Inflation remains above the 2% target, with added upward pressure from tariffs, making aggressive cutting risky because it could reignite price increases. This mix—tariff-driven price pressure plus slowing growth—creates a politically charged debate over whether the Fed should prioritize inflation control or job protection. Borrowing costs for mortgages, consumer loans, and corporate debt are falling from their peaks, easing pressure on households and businesses, but financial markets have turned volatile. For instance, gold and silver recently sold off on worries that the Fed's next cut could be "hawkish," accompanied by signals of a near-term pause in further easing.

Stakeholders are divided: borrowers and labor-market advocates push for larger or faster cuts, while savers and inflation hawks warn against over-easing and renewed price spikes. The Fed's efforts to restructure its monetary policy have hit a snag, as without a deal on the right balance, the economy could face either recession or runaway inflation. In a brief statement, an anonymous Fed official noted that the committee is "closely monitoring all incoming data" but declined to comment on specific future moves.

Outlook and Parallel Developments

Short-term, there are high odds of one more 25 basis-point cut, but the committee is clearly divided, and some officials argue that another cut in December may not be appropriate.

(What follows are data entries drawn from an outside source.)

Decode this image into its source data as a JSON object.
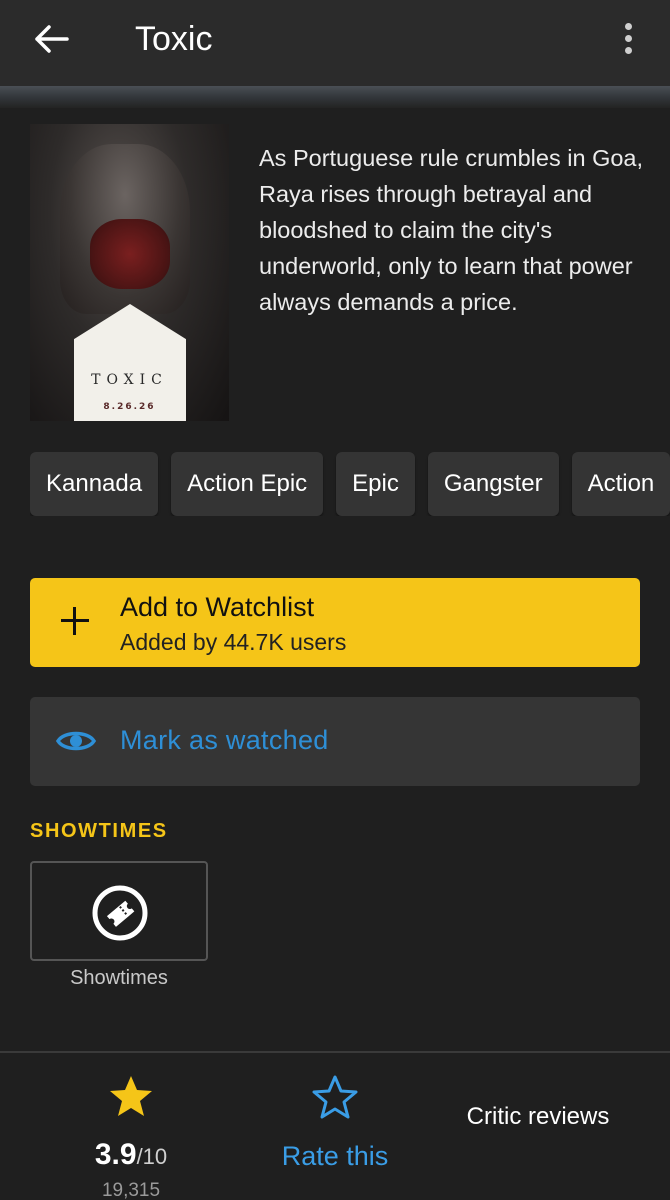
{
  "header": {
    "title": "Toxic",
    "back_icon": "arrow-left-icon",
    "more_icon": "more-vertical-icon"
  },
  "poster": {
    "title_text": "TOXIC",
    "date_text": "8.26.26"
  },
  "synopsis": "As Portuguese rule crumbles in Goa, Raya rises through betrayal and bloodshed to claim the city's underworld, only to learn that power always demands a price.",
  "genres": [
    "Kannada",
    "Action Epic",
    "Epic",
    "Gangster",
    "Action"
  ],
  "watchlist": {
    "label": "Add to Watchlist",
    "sublabel": "Added by 44.7K users",
    "color": "#f5c518"
  },
  "watched": {
    "label": "Mark as watched",
    "color": "#2e8fd6"
  },
  "showtimes": {
    "section_label": "SHOWTIMES",
    "tile_label": "Showtimes"
  },
  "bottom": {
    "rating": "3.9",
    "rating_scale": "/10",
    "rating_count": "19,315",
    "rate_label": "Rate this",
    "critic_label": "Critic reviews"
  }
}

Longer term, market pricing and Fed communications point to a gradual drift toward around 3% on the federal funds rate if growth keeps slowing and inflation continues to edge down. If labor market deterioration accelerates, experts expect deeper cuts; if inflation stalls above target, the Fed may pause sooner, resulting in a higher "floor" for rates.

Related developments include the Fed ending the runoff of its securities holdings on Dec. 1, slowing quantitative tightening and modestly easing overall financial conditions. Similar debates over how far to cut and how fast are occurring at other major central banks, as they also balance sticky inflation against slowing growth and labor market concerns. Attempts to reach Hassett for further comment were unsuccessful, but his remarks highlight the delicate balancing act facing policymakers in the coming months.